Beauty: is the central theme of all his poems and his only consolation; physical beauty was very close to spiritual beauty (the latter is eternal and immortal);



Imagination: recognises Beauty in existing things, but can also create it; it's its creative force and is more powerful than speculative reasoning;

Negative capability: is one of K.'s theories, about the ability to experience uncertainties and doubts without reaching after fact or reason (ex.: the poet as such has no identity);

Ancient Greece: together with poetry meant to him only beauty; it was Keats's inspiration, that he then reinterpreted trough the eyes of a Romantic, like in his "Ode on a Grecian Urn";

Nature: was another Keats's source of inspiration; unlike Wordsworth, K. didn't see any "Mighty Power" or God in it, it was only another form of beauty, and his imagination was enough to enrich it.

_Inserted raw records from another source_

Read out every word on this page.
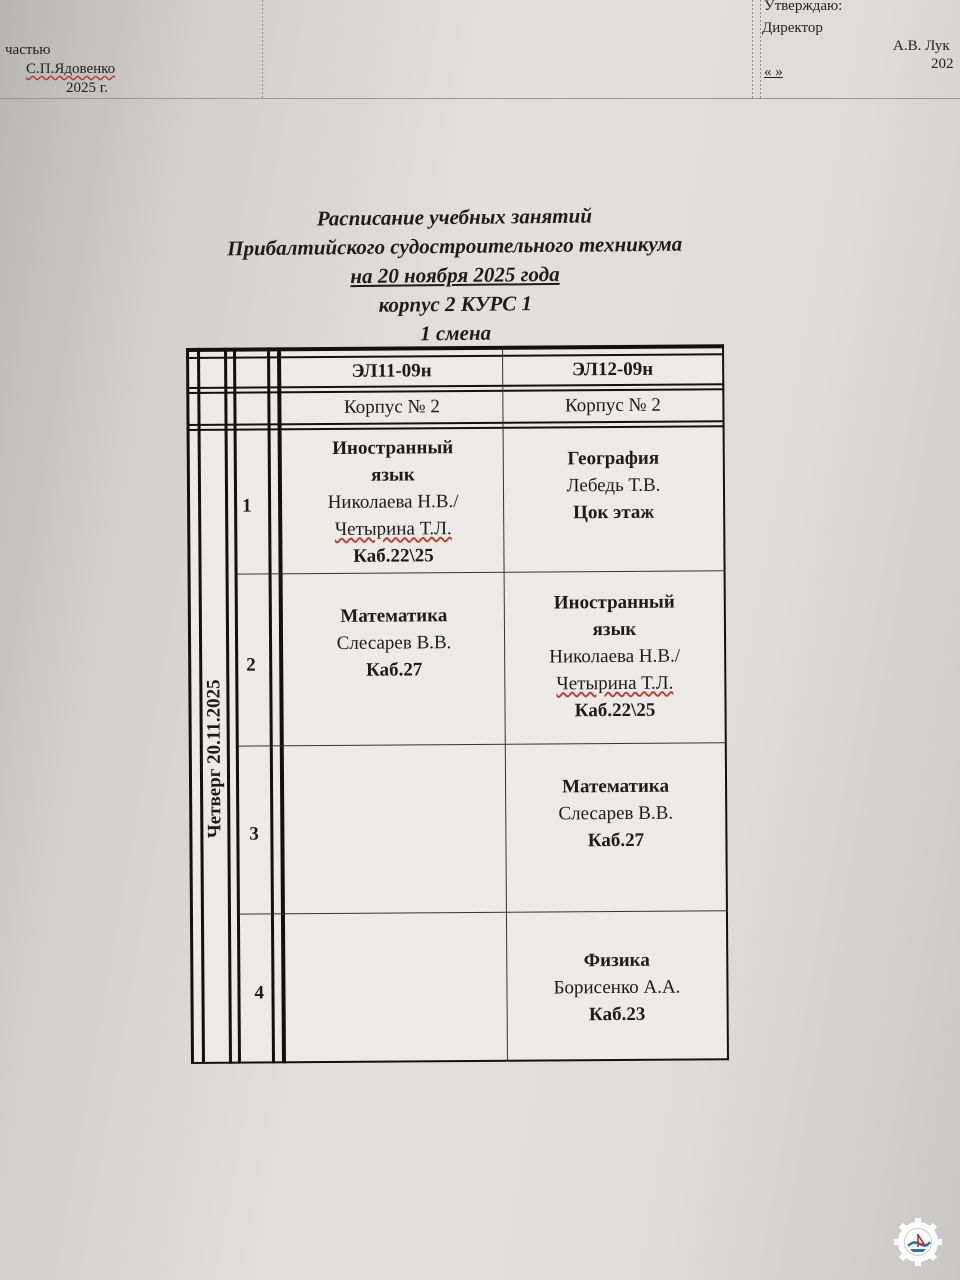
частью
С.П.Ядовенко
2025 г.
Утверждаю:
Директор
А.В. Лук
202
« »
Расписание учебных занятий
Прибалтийского судостроительного техникума
на 20 ноября 2025 года
корпус 2 КУРС 1
1 смена
ЭЛ11-09н	ЭЛ12-09н
Корпус № 2	Корпус № 2
Четверг 20.11.2025
1
2
3
4
Иностранный
язык
Николаева Н.В./
Четырина Т.Л.
Каб.22\25
Математика
Слесарев В.В.
Каб.27
География
Лебедь Т.В.
Цок этаж
Иностранный
язык
Николаева Н.В./
Четырина Т.Л.
Каб.22\25
Математика
Слесарев В.В.
Каб.27
Физика
Борисенко А.А.
Каб.23
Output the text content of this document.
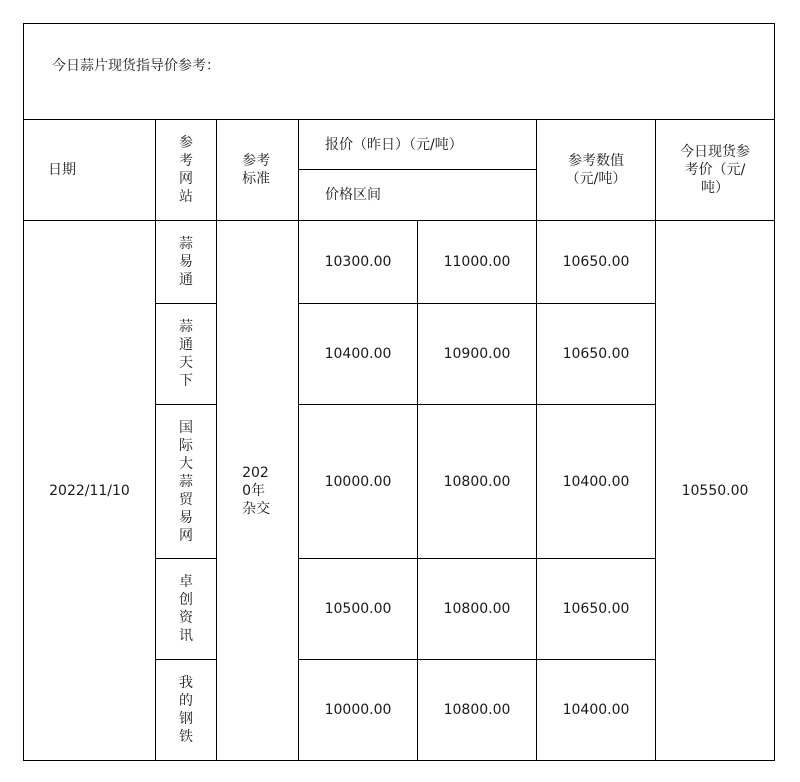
今日蒜片现货指导价参考：						
日期	参考网站	参考标准	报价（昨日）（元/吨）		参考数值（元/吨）	今日现货参考价（元/吨）
			价格区间			
2022/11/10	蒜易通	2020年杂交	10300.00	11000.00	10650.00	10550.00
	蒜通天下		10400.00	10900.00	10650.00	
	国际大蒜贸易网		10000.00	10800.00	10400.00	
	卓创资讯		10500.00	10800.00	10650.00	
	我的钢铁		10000.00	10800.00	10400.00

Middle Ages: was the third great source of Keats's poetry (for legend, magic and supernatural), reinterpreted trough the eyes of a Romantic, like in his "La Belle Dame Sans Merci".


- the INFLUENCE -

By exalting Beauty, K. became an inspiration to the English 19th-century poets; he became an idol of many writers (also of O. Wilde). But we've to remember that for K. Beauty was not only an aesthetic concept, but a moral one, a source of good and consolation which could communicate the joy of life itself.